Come anticipato, la direzione di Feddeck propone un’aderenza pressoché totale al testo di Šostakovič, nulla si può esprimere se non sincera ammirazione per la chiarezza che riesce a ricavare dall’organismo orchestrale, il lavoro efficace sulle timbrature e l’Orchestra dei Pomeriggi Musicali risponde più che positivamente all’approccio del suo direttore principale. Gustosi e graffianti gli impulsi ritmici in bilico tra il grottesco e l’atteggiamento militare, con un’accortezza figure esili e nervose che caratterizzano così tanto queste pagine.

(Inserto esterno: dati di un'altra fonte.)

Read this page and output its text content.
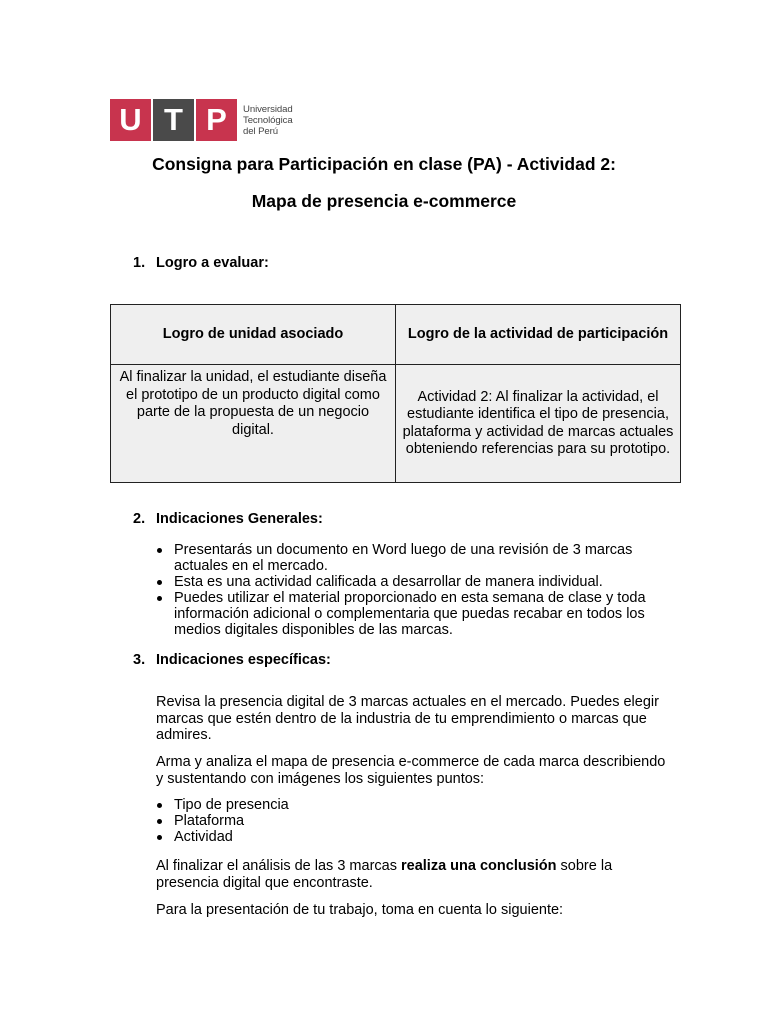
U T P	Universidad
Tecnológica
del Perú
Consigna para Participación en clase (PA) - Actividad 2:
Mapa de presencia e-commerce
1. Logro a evaluar:
Logro de unidad asociado	Logro de la actividad de participación
Al finalizar la unidad, el estudiante diseña el prototipo de un producto digital como parte de la propuesta de un negocio digital.	Actividad 2: Al finalizar la actividad, el estudiante identifica el tipo de presencia, plataforma y actividad de marcas actuales obteniendo referencias para su prototipo.
2. Indicaciones Generales:
Presentarás un documento en Word luego de una revisión de 3 marcas actuales en el mercado.
Esta es una actividad calificada a desarrollar de manera individual.
Puedes utilizar el material proporcionado en esta semana de clase y toda información adicional o complementaria que puedas recabar en todos los medios digitales disponibles de las marcas.
3. Indicaciones específicas:

Revisa la presencia digital de 3 marcas actuales en el mercado. Puedes elegir marcas que estén dentro de la industria de tu emprendimiento o marcas que admires.

Arma y analiza el mapa de presencia e-commerce de cada marca describiendo y sustentando con imágenes los siguientes puntos:

Tipo de presencia
Plataforma
Actividad

Al finalizar el análisis de las 3 marcas realiza una conclusión sobre la presencia digital que encontraste.

Para la presentación de tu trabajo, toma en cuenta lo siguiente:
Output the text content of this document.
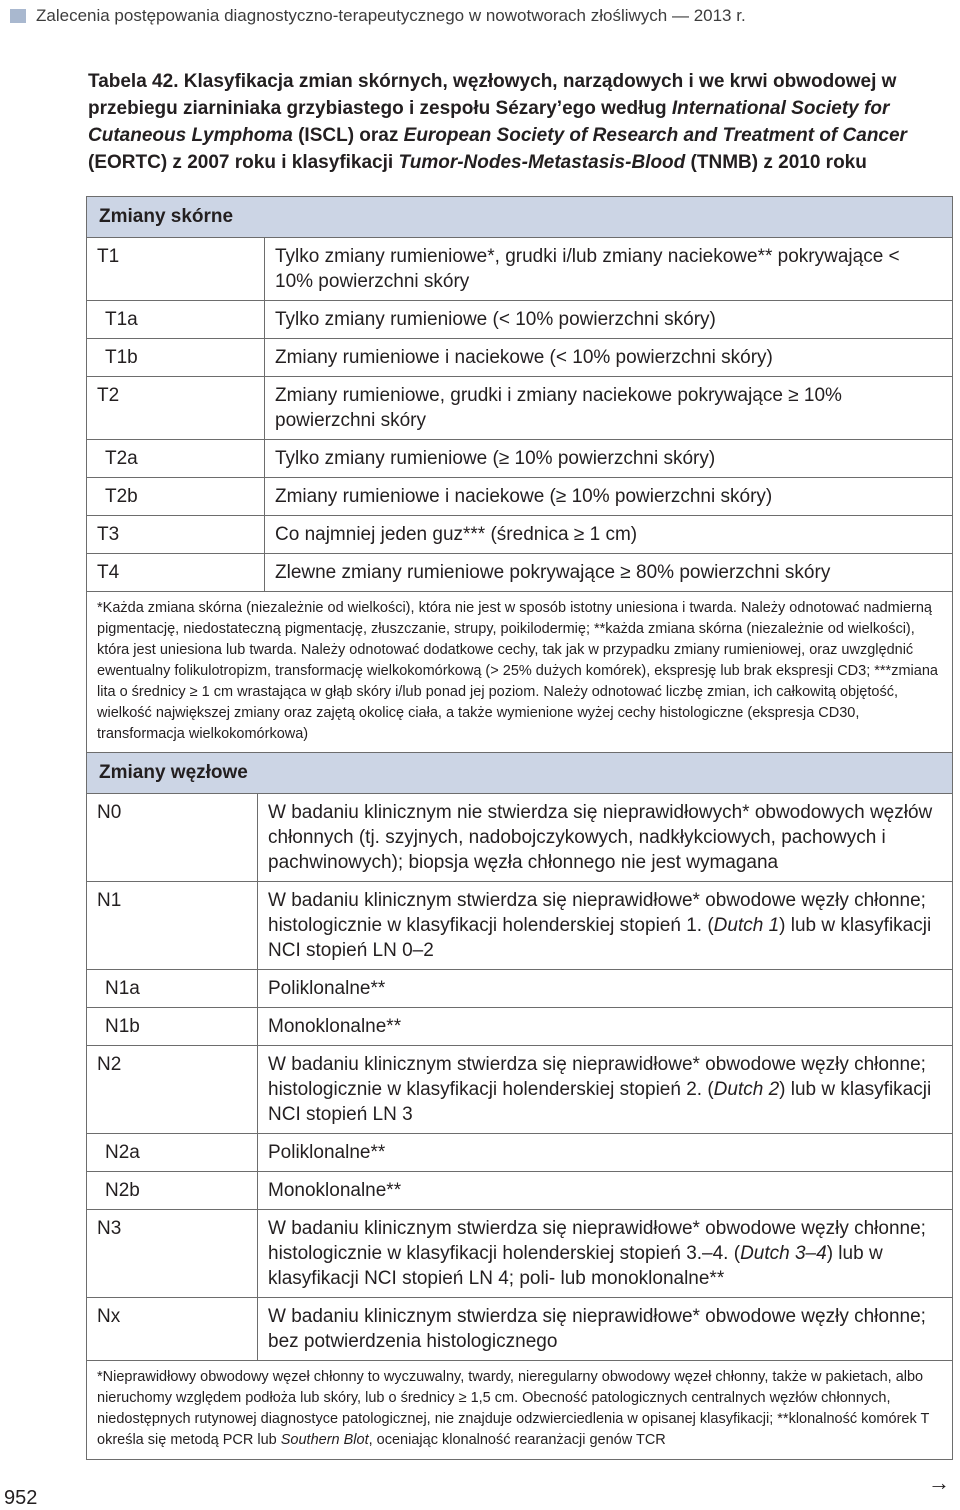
Zalecenia postępowania diagnostyczno-terapeutycznego w nowotworach złośliwych — 2013 r.
Tabela 42. Klasyfikacja zmian skórnych, węzłowych, narządowych i we krwi obwodowej w przebiegu ziarniniaka grzybiastego i zespołu Sézary’ego według International Society for Cutaneous Lymphoma (ISCL) oraz European Society of Research and Treatment of Cancer (EORTC) z 2007 roku i klasyfikacji Tumor-Nodes-Metastasis-Blood (TNMB) z 2010 roku
Zmiany skórne
T1	Tylko zmiany rumieniowe*, grudki i/lub zmiany naciekowe** pokrywające < 10% powierzchni skóry
T1a	Tylko zmiany rumieniowe (< 10% powierzchni skóry)
T1b	Zmiany rumieniowe i naciekowe (< 10% powierzchni skóry)
T2	Zmiany rumieniowe, grudki i zmiany naciekowe pokrywające ≥ 10% powierzchni skóry
T2a	Tylko zmiany rumieniowe (≥ 10% powierzchni skóry)
T2b	Zmiany rumieniowe i naciekowe (≥ 10% powierzchni skóry)
T3	Co najmniej jeden guz*** (średnica ≥ 1 cm)
T4	Zlewne zmiany rumieniowe pokrywające ≥ 80% powierzchni skóry
*Każda zmiana skórna (niezależnie od wielkości), która nie jest w sposób istotny uniesiona i twarda. Należy odnotować nadmierną pigmentację, niedostateczną pigmentację, złuszczanie, strupy, poikilodermię; **każda zmiana skórna (niezależnie od wielkości), która jest uniesiona lub twarda. Należy odnotować dodatkowe cechy, tak jak w przypadku zmiany rumieniowej, oraz uwzględnić ewentualny folikulotropizm, transformację wielkokomórkową (> 25% dużych komórek), ekspresję lub brak ekspresji CD3; ***zmiana lita o średnicy ≥ 1 cm wrastająca w głąb skóry i/lub ponad jej poziom. Należy odnotować liczbę zmian, ich całkowitą objętość, wielkość największej zmiany oraz zajętą okolicę ciała, a także wymienione wyżej cechy histologiczne (ekspresja CD30, transformacja wielkokomórkowa)
Zmiany węzłowe
N0	W badaniu klinicznym nie stwierdza się nieprawidłowych* obwodowych węzłów chłonnych (tj. szyjnych, nadobojczykowych, nadkłykciowych, pachowych i pachwinowych); biopsja węzła chłonnego nie jest wymagana
N1	W badaniu klinicznym stwierdza się nieprawidłowe* obwodowe węzły chłonne; histologicznie w klasyfikacji holenderskiej stopień 1. (Dutch 1) lub w klasyfikacji NCI stopień LN 0–2
N1a	Poliklonalne**
N1b	Monoklonalne**
N2	W badaniu klinicznym stwierdza się nieprawidłowe* obwodowe węzły chłonne; histologicznie w klasyfikacji holenderskiej stopień 2. (Dutch 2) lub w klasyfikacji NCI stopień LN 3
N2a	Poliklonalne**
N2b	Monoklonalne**
N3	W badaniu klinicznym stwierdza się nieprawidłowe* obwodowe węzły chłonne; histologicznie w klasyfikacji holenderskiej stopień 3.–4. (Dutch 3–4) lub w klasyfikacji NCI stopień LN 4; poli- lub monoklonalne**
Nx	W badaniu klinicznym stwierdza się nieprawidłowe* obwodowe węzły chłonne; bez potwierdzenia histologicznego
*Nieprawidłowy obwodowy węzeł chłonny to wyczuwalny, twardy, nieregularny obwodowy węzeł chłonny, także w pakietach, albo nieruchomy względem podłoża lub skóry, lub o średnicy ≥ 1,5 cm. Obecność patologicznych centralnych węzłów chłonnych, niedostępnych rutynowej diagnostyce patologicznej, nie znajduje odzwierciedlenia w opisanej klasyfikacji; **klonalność komórek T określa się metodą PCR lub Southern Blot, oceniając klonalność rearanżacji genów TCR
952
→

Direttore e orchestra sono protagonisti indiscussi della Quarta di Beethoven, sinfonia che non si può dire poco frequentata ma senz’altro leggermente meno frequente di altre. Ha sempre destato una certa sorpresa il carattere sereno che in Beethoven non si incontra spesso, persino con un certo humour nel finale, soprattutto se si considera che questa si trova incastonata tra due massicci monumenti sonori come la Terza e la Quinta; lo stesso Schumann la definì felicemente «una slanciata ragazza greca fra due giganti nordici». La chiarezza nel pensiero e nella gestione nell’orchestra che Feddeck ha mostrato in Šostakovič torna anche in questo caso ed è più che appropriato perché conferisce una lieta levità alla seconda nata del periodo eroico, una gioia spigliata nell’Allegro vivace che si trasforma in tenerezza nel lungo Adagio, mantenendo comunque un certo gusto per una monumentalità che in questo caso appare senza grandeur.

Bella compattezza dell’Orchestra dei Pomeriggi, in particolare degli archi, che fa apprezzare anche le linee spezzate tra i vari strumenti - un esempio su tutti lo Scherzo – e i guizzi dell’orchestrazione; non ultimo, un plauso a Lorenzo Lumachi per uno dei soli di fagotto più arditi ascoltati in recenti anni.